Even some of the slighter songs remain captivating. “In the Morning” is the type of track that would scan an overly ambitious interlude in the wrong artist’s hands. It’s easy to see Shoreline Mafia or 1TakeBoyz taking a swing at a similar type of song, only to end up slightly outside of their wheelhouse. Greedo transcends the sophomoric by taking the time to flesh out the story with all sorts of details, making it evident that he truly cares about the song’s subject. She lives in the Valley, she has “good hair,” she fixed bacon, grits and scrambled eggs for breakfast.

There are a lot of songs about requesting head in the morning. There aren’t many where the protagonist lets us know where the woman lives, what type of hair she has, what she cooked for breakfast and what she could be doing for a living, if she applied herself.

Mustard holds up his end of the bargain and played an important role in shaping Greedo’s off-the-cuff melodies and sudden shifts in subject matter into songs that can slot easily into radio playlists. For my money, he remains one of the more fascinating producers working at a mainstream level. He’s done well to reinvent himself since the ratchet era, as many of the same people who once complained that every beat sounded the same are now championing Ella Mai’s more traditional R&B stylings. “Pure Water” manages to beg for repeat listens, even during a cultural moment where I can’t watch a half hour of television without Quavo trying to sell me Can-Ams and Mountain Dew. There aren’t many producers with Rihanna AND Drakeo bangers on their resume.

Still Summer in the Projects isn’t the album that is going to convert the uninitiated. It’s made for the summer nights, flying down the 405 with the windows down. Only time will tell if it has the same staying power as a God Level or a Purple Summer 3. Greedo’s best work uses its length to its advantage, revealing itself over the course of several listens. Those projects contained multitudes, as Greedo unpacked a lifetime of sadness and watched his biggest dreams come to fruition against the backdrop of a looming prison sentence. Meanwhile, Still Summer allows Greedo to hone in on a very specific moment in time. Yet it still feels vital and not just because it feels likely to elicit a listen from someone who is on the fence or unfamiliar with his work.  
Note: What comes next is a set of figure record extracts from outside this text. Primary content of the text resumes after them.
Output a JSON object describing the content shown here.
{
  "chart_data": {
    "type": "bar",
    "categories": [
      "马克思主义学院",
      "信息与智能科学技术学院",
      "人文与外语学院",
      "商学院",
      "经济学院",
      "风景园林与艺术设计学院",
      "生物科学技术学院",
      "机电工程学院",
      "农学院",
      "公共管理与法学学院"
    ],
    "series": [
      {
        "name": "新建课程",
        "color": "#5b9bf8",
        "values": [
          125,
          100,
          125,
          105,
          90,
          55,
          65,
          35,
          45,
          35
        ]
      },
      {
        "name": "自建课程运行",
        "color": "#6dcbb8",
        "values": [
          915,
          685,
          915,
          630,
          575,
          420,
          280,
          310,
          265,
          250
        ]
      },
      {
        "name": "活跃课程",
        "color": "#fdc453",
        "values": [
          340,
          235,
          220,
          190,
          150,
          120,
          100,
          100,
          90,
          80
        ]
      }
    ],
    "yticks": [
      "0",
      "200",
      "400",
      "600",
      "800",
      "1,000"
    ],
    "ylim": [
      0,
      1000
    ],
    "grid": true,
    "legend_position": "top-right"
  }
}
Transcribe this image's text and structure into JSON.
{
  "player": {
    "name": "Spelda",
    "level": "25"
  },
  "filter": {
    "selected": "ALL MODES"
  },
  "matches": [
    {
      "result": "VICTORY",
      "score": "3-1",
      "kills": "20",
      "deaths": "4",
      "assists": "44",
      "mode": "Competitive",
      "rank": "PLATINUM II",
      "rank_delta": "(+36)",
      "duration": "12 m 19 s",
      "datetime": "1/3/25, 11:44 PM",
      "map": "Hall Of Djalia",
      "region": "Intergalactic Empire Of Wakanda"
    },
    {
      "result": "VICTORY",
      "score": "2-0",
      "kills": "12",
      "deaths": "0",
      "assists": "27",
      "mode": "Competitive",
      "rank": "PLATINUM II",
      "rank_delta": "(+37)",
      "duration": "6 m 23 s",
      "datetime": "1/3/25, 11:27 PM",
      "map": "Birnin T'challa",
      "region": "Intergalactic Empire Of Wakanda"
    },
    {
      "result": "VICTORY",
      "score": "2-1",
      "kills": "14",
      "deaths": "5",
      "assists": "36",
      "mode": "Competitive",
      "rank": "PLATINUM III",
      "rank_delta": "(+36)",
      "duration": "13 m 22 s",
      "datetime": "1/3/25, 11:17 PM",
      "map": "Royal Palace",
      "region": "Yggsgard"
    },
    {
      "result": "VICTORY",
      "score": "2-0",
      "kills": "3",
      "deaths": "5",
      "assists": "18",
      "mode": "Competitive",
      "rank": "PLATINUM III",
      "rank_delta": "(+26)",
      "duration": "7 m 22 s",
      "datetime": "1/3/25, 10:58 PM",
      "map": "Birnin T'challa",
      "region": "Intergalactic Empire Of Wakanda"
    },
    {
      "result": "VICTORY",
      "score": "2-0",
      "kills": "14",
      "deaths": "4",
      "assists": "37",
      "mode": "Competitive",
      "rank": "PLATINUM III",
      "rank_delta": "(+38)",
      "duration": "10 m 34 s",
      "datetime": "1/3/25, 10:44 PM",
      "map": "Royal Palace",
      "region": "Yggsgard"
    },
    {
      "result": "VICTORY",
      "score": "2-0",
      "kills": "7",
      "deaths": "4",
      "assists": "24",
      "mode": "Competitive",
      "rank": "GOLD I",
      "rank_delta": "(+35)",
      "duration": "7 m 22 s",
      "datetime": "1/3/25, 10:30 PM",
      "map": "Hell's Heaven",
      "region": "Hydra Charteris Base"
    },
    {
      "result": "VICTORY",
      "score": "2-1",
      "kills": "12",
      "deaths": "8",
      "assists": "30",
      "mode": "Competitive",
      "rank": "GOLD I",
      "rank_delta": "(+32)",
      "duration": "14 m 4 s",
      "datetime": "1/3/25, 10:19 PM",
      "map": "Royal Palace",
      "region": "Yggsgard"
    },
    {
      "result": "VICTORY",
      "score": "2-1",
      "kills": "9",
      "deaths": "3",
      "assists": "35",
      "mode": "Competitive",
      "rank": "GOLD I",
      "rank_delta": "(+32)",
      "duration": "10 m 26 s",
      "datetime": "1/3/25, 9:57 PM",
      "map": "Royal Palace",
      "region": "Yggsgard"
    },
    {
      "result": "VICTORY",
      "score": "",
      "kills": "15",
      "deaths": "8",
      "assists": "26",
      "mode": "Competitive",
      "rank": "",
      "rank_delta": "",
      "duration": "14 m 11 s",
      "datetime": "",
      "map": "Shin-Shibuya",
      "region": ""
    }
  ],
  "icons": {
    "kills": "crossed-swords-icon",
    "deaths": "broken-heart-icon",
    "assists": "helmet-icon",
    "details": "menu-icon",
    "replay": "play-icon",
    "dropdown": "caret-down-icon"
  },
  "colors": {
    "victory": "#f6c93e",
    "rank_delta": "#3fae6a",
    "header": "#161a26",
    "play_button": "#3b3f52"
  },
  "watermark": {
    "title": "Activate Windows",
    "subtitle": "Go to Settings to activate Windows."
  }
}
It’s vital because it allows Greedo to straddle worlds past, present and future. He acknowledges the impending sentence with a clear eyed mournfulness while also setting the table for the inevitable return. He hints towards married life on the new project in a way that begs for further elaboration. He doesn’t want to talk about all of the bad things that he experienced anymore.

The whims of the prison system are difficult to predict. A wise man once told me that a prisoner is not actually in prison while they are looking at photos sent from the outside. Greedo’s flipped this truism, sending us a snapshot of his life right before stepping behind the walls. On Still Summer, we have no choice but to share in his optimism for the future and hope for the best.